Although the dreadlocks went decades ago he's not shaved since eighteen and Chris could now be credited with creating the 'Jungle Rabbinic' look: cropped hair and vast beard, baggy Carhartt pants betraying his urban roots, wellingtons, army surplus rucksack slung over one shoulder and rifle or machete over the other. His face is open and kind but his large, sad eyes hint at the tough graft and personal tragedies that he's overcome building his home in the jungle of this sparsely populated river valley.a
 
Chris was the perfect host and his farm the perfect location to study something that I hoped desperately could offer a last minute reprieve to a world on life-support.
 
'Permanent Agriculture'
 
Permaculture is short for 'permanent agriculture'. It sums up the ambitious hopes of its founders, Bill Mollison and David Holmgren, who in 1978 launched it with the publication of 'Permaculture One'. In 1988 the hefty 'Permaculture: A Designers' Manual' was published, one percent ethics and ninety percent practical design instruction, where the definition given is "the conscious design and maintenance of agriculturally productive and healthy ecosystems which have the diversity, stability and resilience of natural ecosystems." Still not clear? I wasn't either.
 
Most of my fellow students weren't entirely sure, but our anticipation grew during the introduction: we were to be learning a whole new vocabulary that included the mysterious 'swales', the principle of 'stacking functions' and the crucial tool of 'needs and yields analysis'. With it we could share ideas with the millions of other permaculturists around the world, in the common language of the 'permaculture army'.
 
There were sixteen students, of all ages and backgrounds.
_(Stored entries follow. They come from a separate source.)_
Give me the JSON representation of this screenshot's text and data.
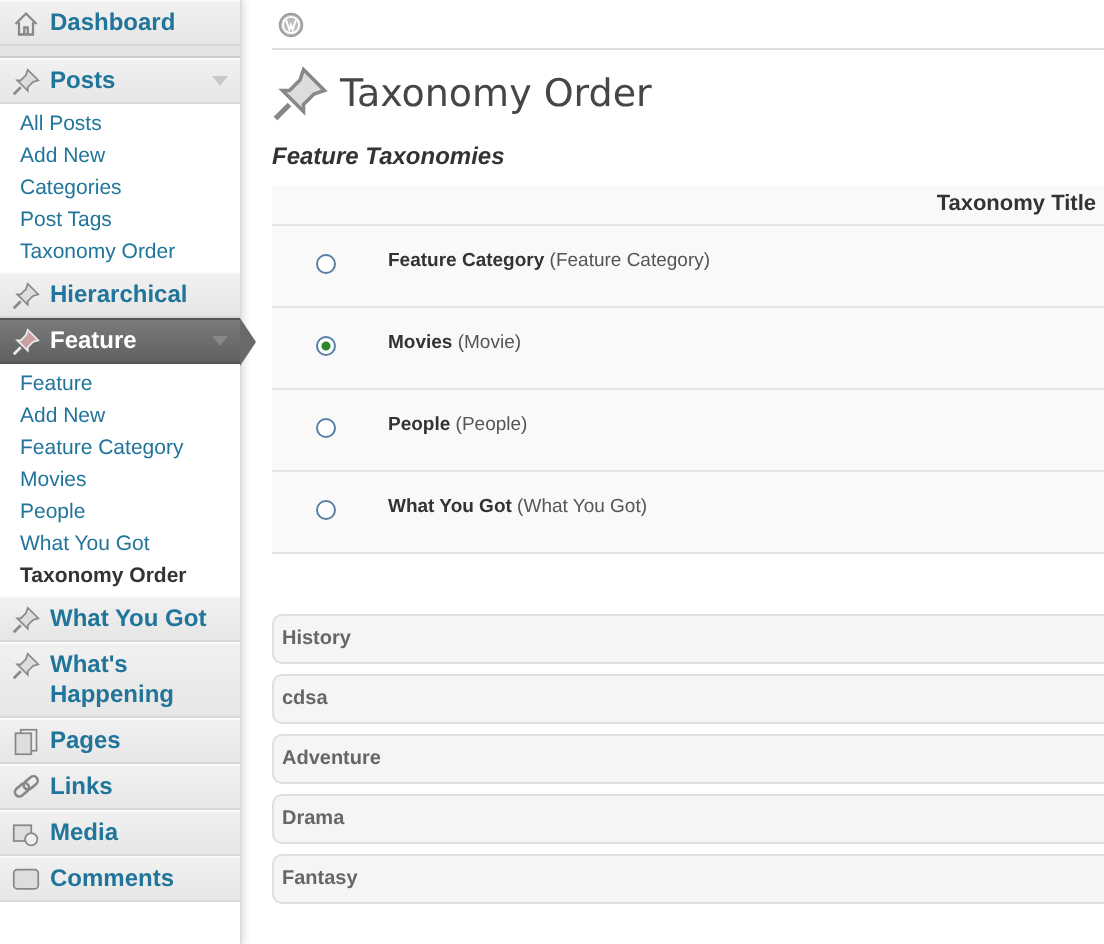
{
  "sidebar": {
    "items": [
      {
        "label": "Dashboard",
        "current": false,
        "expanded": false
      },
      {
        "label": "Posts",
        "current": false,
        "expanded": true,
        "children": [
          {
            "label": "All Posts",
            "selected": false
          },
          {
            "label": "Add New",
            "selected": false
          },
          {
            "label": "Categories",
            "selected": false
          },
          {
            "label": "Post Tags",
            "selected": false
          },
          {
            "label": "Taxonomy Order",
            "selected": false
          }
        ]
      },
      {
        "label": "Hierarchical",
        "current": false,
        "expanded": false
      },
      {
        "label": "Feature",
        "current": true,
        "expanded": true,
        "children": [
          {
            "label": "Feature",
            "selected": false
          },
          {
            "label": "Add New",
            "selected": false
          },
          {
            "label": "Feature Category",
            "selected": false
          },
          {
            "label": "Movies",
            "selected": false
          },
          {
            "label": "People",
            "selected": false
          },
          {
            "label": "What You Got",
            "selected": false
          },
          {
            "label": "Taxonomy Order",
            "selected": true
          }
        ]
      },
      {
        "label": "What You Got",
        "current": false,
        "expanded": false
      },
      {
        "label": "What's Happening",
        "current": false,
        "expanded": false
      },
      {
        "label": "Pages",
        "current": false,
        "expanded": false
      },
      {
        "label": "Links",
        "current": false,
        "expanded": false
      },
      {
        "label": "Media",
        "current": false,
        "expanded": false
      },
      {
        "label": "Comments",
        "current": false,
        "expanded": false
      }
    ]
  },
  "page": {
    "title": "Taxonomy Order",
    "section_title": "Feature Taxonomies"
  },
  "table": {
    "columns": [
      "Taxonomy Title"
    ],
    "rows": [
      {
        "title": "**Feature Category** (Feature Category)",
        "selected": false
      },
      {
        "title": "**Movies** (Movie)",
        "selected": true
      },
      {
        "title": "**People** (People)",
        "selected": false
      },
      {
        "title": "**What You Got** (What You Got)",
        "selected": false
      }
    ]
  },
  "terms": [
    "History",
    "cdsa",
    "Adventure",
    "Drama",
    "Fantasy"
  ]
}
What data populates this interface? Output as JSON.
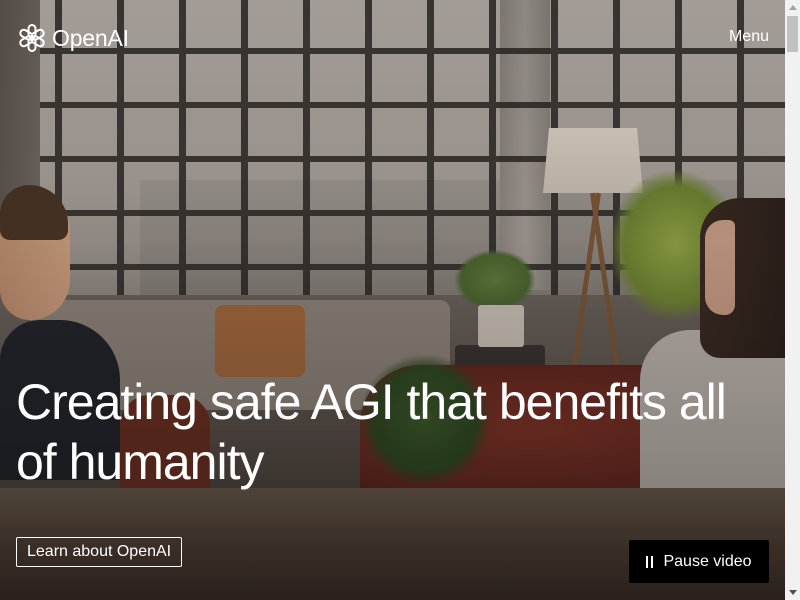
{
  "header": {
    "logo_text": "OpenAI",
    "logo_icon": "openai-blossom-icon",
    "menu_label": "Menu"
  },
  "hero": {
    "headline": "Creating safe AGI that benefits all of humanity",
    "learn_button_label": "Learn about OpenAI",
    "pause_button_label": "Pause video",
    "pause_icon": "pause-icon",
    "background": "video-frame: two people talking in a loft living room"
  },
  "colors": {
    "text": "#ffffff",
    "pause_button_bg": "#000000",
    "scrollbar_track": "#f1f1f1",
    "scrollbar_thumb": "#c1c1c1"
  },
  "scrollbar": {
    "position_fraction": 0
  }
}
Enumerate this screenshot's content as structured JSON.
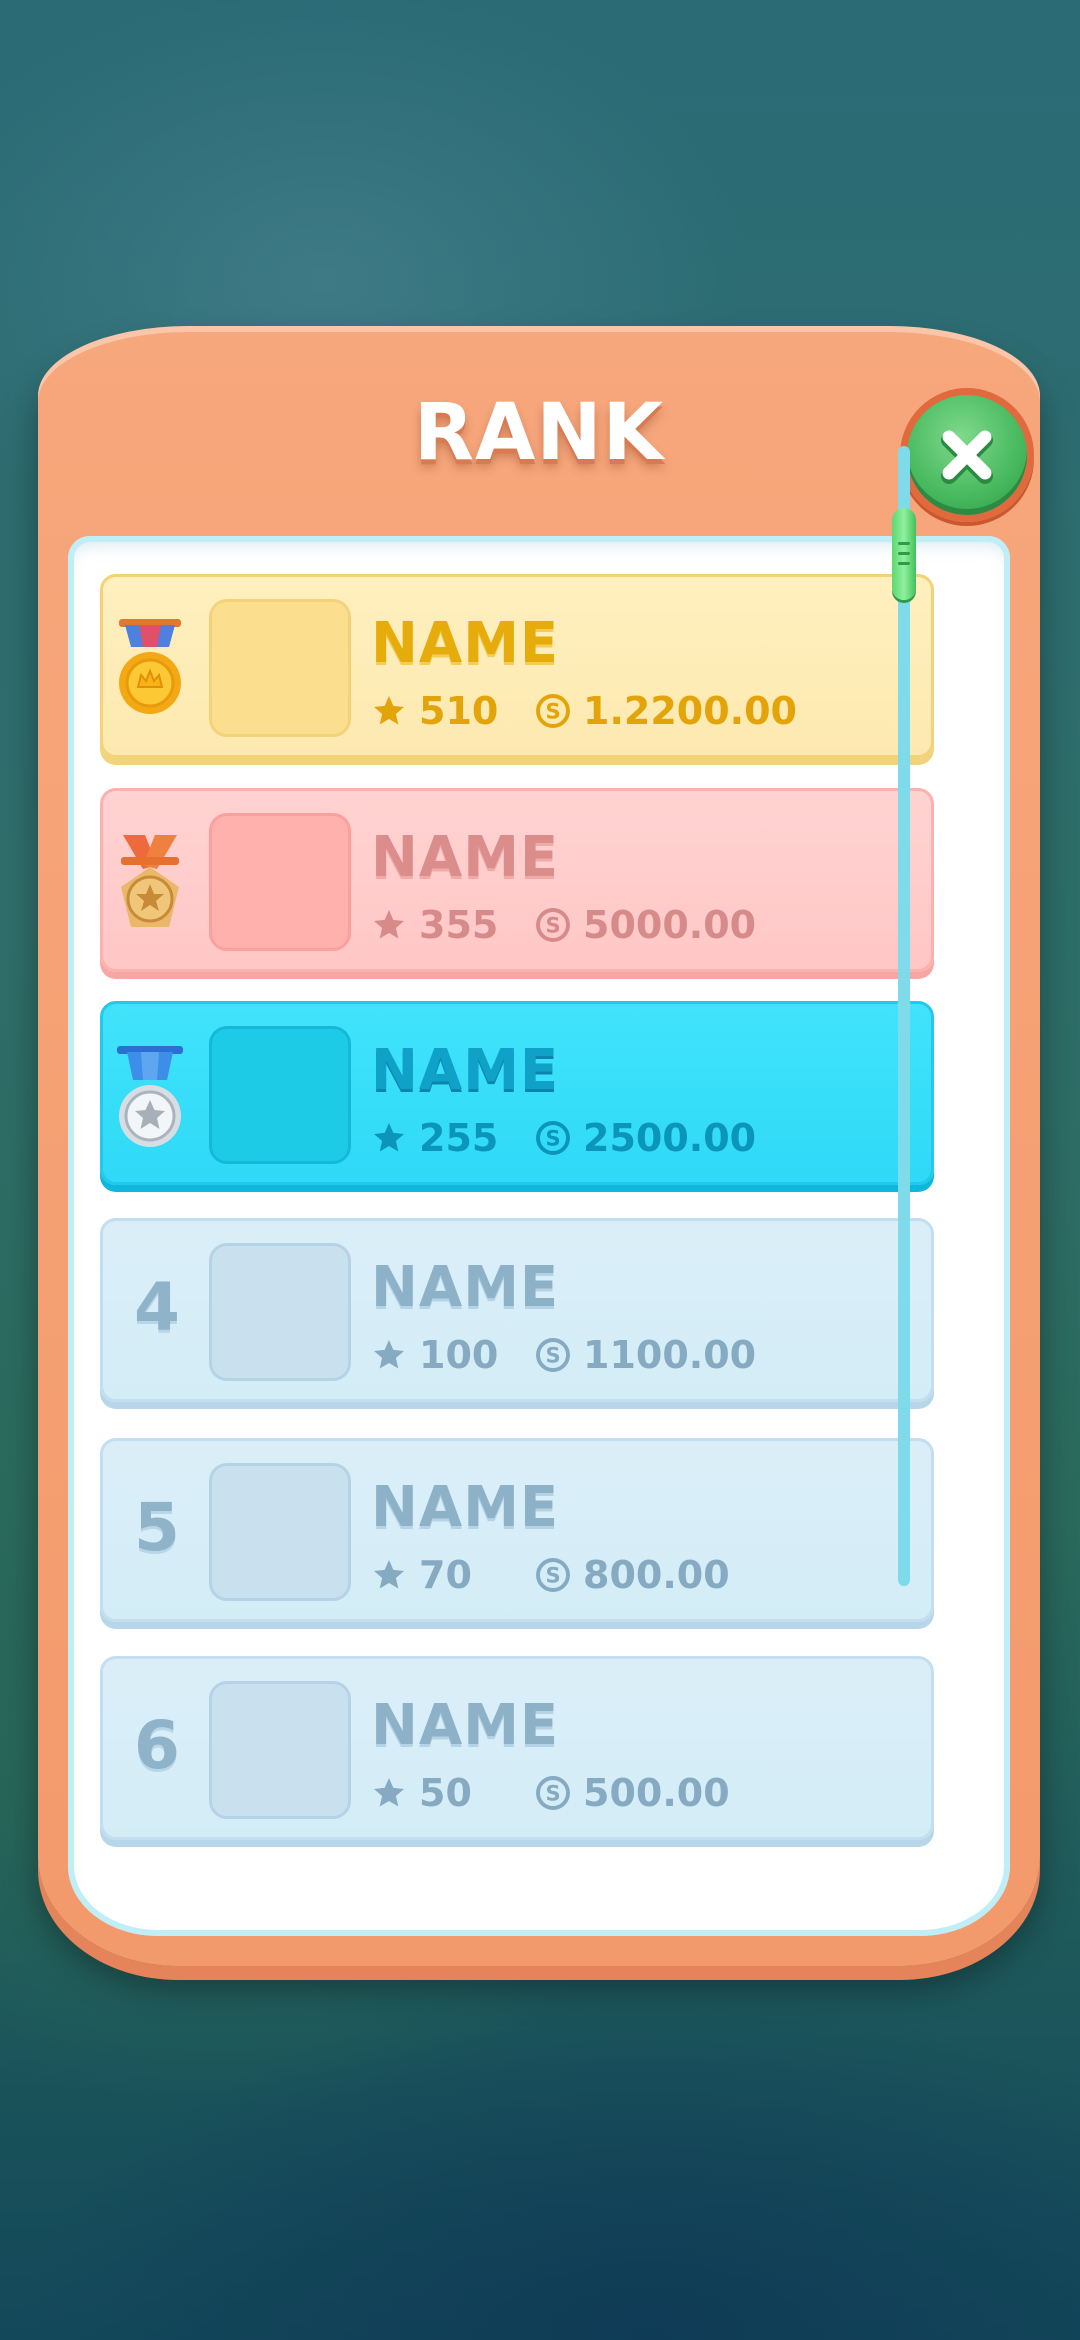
{
  "title": "RANK",
  "close_icon": "close-x-icon",
  "scroll": {
    "position_fraction": 0.1
  },
  "entries": [
    {
      "rank": "1",
      "badge": "gold-medal-icon",
      "name": "NAME",
      "stars": "510",
      "coins": "1.2200.00"
    },
    {
      "rank": "2",
      "badge": "silver-medal-icon",
      "name": "NAME",
      "stars": "355",
      "coins": "5000.00"
    },
    {
      "rank": "3",
      "badge": "bronze-medal-icon",
      "name": "NAME",
      "stars": "255",
      "coins": "2500.00"
    },
    {
      "rank": "4",
      "name": "NAME",
      "stars": "100",
      "coins": "1100.00"
    },
    {
      "rank": "5",
      "name": "NAME",
      "stars": "70",
      "coins": "800.00"
    },
    {
      "rank": "6",
      "name": "NAME",
      "stars": "50",
      "coins": "500.00"
    }
  ],
  "colors": {
    "panel": "#f39a6c",
    "gold_row": "#fde9b0",
    "second_row": "#ffc7c6",
    "third_row": "#2fd9f7",
    "plain_row": "#d3edf7",
    "close_button": "#46b85d"
  }
}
Many were from the U.S. but there was a Canadian, some Mexicans, a Trinidadian and some Belizians on scholarship. Three teachers joined Chris - Albert Bates, Maria Antoinetta Martinez Ros and and Andrew 'Goodheart' Brown - making an eclectic and experienced team who each brought their own angle. Initially teaching was theory-heavy as we learnt key principles of ecology and of permaculture design. Later in the week we practiced mapping out an area of the farm, using our bodies as rulers - our result was 2,000 square 'Erles' - and learnt how to use a simple A-frame to measure along the contours of a slope to dig a swale - simply a shallow ditch that catches and holds water, but a key tool to build healthy soil.
 
Piece by piece it started to make sense.
 
Erle:
 
We were starting to get a feel for the weather patterns. It had moved from rain most of the day to sun in the morning, rain in the afternoon. The days were beginning to get a little drier and the farm paths were becoming less swamp-like! Practical work that had to be postponed due to the unusual weather was now foremost on our minds. It was time to start putting in place some of the plans Chris had as well as some of the simple designs we had come up with over the last few days.
 
The morning started with us rebuilding Chris’s graywater system that handles water from all the kitchen sinks. His initial barrel of charcoal and gravel was getting clogged up and smelly from food particles that made it past the sink strainer. He wanted us to install a new barrel next to the one he had so that he could rotate between the two, letting one dry out every so often which would help it stop clogging. We had come up with the idea that if we put a fine mesh over the barrels, most of the food particles would get trapped on it and we could use the chickens to hop onto the barrel and peck the food particles off. One smelly unpleasant task happily carried out by the resident animals with a little bit of thought and design!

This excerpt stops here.